Im Dreh: „Die Wasserleiche“ (AT) & „Der kalte Tod“ (AT)

(v.l.n.r.): Produzent Michal Pokorný, Regisseur Nicolai Rohde, Hauptdarstellerin Gabriela Maria Schmiede (Rolle: Klára Majerova), Hauptdarsteller Roland Wiesnekker (Rolle: Jan Koller), Produzent Martin Lehwald und Kameramann Hannes Hubach – Foto: ARD Degeto | Schiwagofilm | Tomáš Obermaier

Seit dem 18. Oktober 2017 laufen die Dreharbeiten zu den ersten beiden Filmen der neuen Krimireihe „Der Prag-Krimi“ für den Sendeplatz „DonnerstagsKrimi im Ersten“. Im Mittelpunkt steht der Berliner BKA-Kommissar Jan Koller (Roeland Wiesnekker), der nach Prag geschickt wird, um mit seiner tschechischen Kollegin Klára Majerova (Gabriela Maria Schmeide) den mysteriösen Tod eines deutschen Ermittlers aufzuklären, dessen Leiche in der Moldau aufgefunden wurde. Koller stammt aus Tschechien.

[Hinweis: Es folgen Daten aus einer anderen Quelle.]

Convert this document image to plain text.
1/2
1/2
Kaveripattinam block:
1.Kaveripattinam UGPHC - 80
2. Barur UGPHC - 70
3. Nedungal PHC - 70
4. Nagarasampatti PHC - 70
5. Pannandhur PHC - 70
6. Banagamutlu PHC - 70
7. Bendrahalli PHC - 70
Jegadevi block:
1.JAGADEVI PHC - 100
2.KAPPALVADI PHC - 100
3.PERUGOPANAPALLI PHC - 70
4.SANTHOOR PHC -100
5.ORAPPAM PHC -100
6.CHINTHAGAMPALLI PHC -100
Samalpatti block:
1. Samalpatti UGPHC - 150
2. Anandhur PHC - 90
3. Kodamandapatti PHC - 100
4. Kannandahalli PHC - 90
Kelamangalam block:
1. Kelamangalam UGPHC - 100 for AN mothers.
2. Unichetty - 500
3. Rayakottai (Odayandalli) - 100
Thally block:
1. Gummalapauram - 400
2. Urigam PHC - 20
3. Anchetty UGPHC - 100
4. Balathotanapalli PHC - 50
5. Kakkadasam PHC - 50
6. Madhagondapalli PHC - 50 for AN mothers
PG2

Und so wird die Lösung des Falls auch eine Reise in seine eigene Vergangenheit, die er eigentlich hinter sich lassen wollte.

Neben Roeland Wiesnekker und Gabriela Maria Schmeide stehen vor der Kamera von Hannes Hubach: Dirk Borchardt, Alina Levshin, Max Hegewald, Arndt Klawitter, Lukáš Melník, Andreas Schröders, Gertie Honeck, Marion Mitterhammer, Hendrik Heutmann, Tom Keune, Violetta Schurawlow und viele andere. Regie bei beiden „Der Prag-Krimi“-Filmen führt Nicolai Rohde. Das Drehbuch zu „Die Wasserleiche“ (AT) stammt aus der Feder von Felix Benesch (Vorlage: Jaroslav Rudis und Martin Behnke), das Drehbuch zu „Der kalte Tod“ (AT) wurde von Nils-Morten Osburg verfasst (Vorlage: Marc Terjung). Die Dreharbeiten in Prag laufen bis zum 21. Dezember 2017.

Zum Inhalt:

„Der Prag-Krimi – Die Wasserleiche“ (AT)

Jan Koller, ein theaterverliebter Kommissar beim BKA in Berlin, soll den Tod eines Kollegen aufklären. Und das ausgerechnet in Tschechien, wo Koller als Kind gelebt hat und das für ihn mit ausschließlich schlechten Erinnerungen verbunden ist. Widerwillig fährt er nach Prag, wo sein Kollege bei dem Junggesellenabschied seines Bruders ums Leben kam. Für Koller ist schnell klar, dass der Mörder im engsten Freundeskreis des Toten zu suchen ist. Um den Täter zu entlarven, setzt Koller ihn genau der Situation aus, die zu dem Mord geführt hat: Koller lässt minutiös die Mordnacht nachstellen – sehr zum Unwillen der Verdächtigen, aber auch seiner Prager Kollegin Klára Majerova. Kollers ungewöhnliche Methode führt alle Beteiligten an ihre Grenzen.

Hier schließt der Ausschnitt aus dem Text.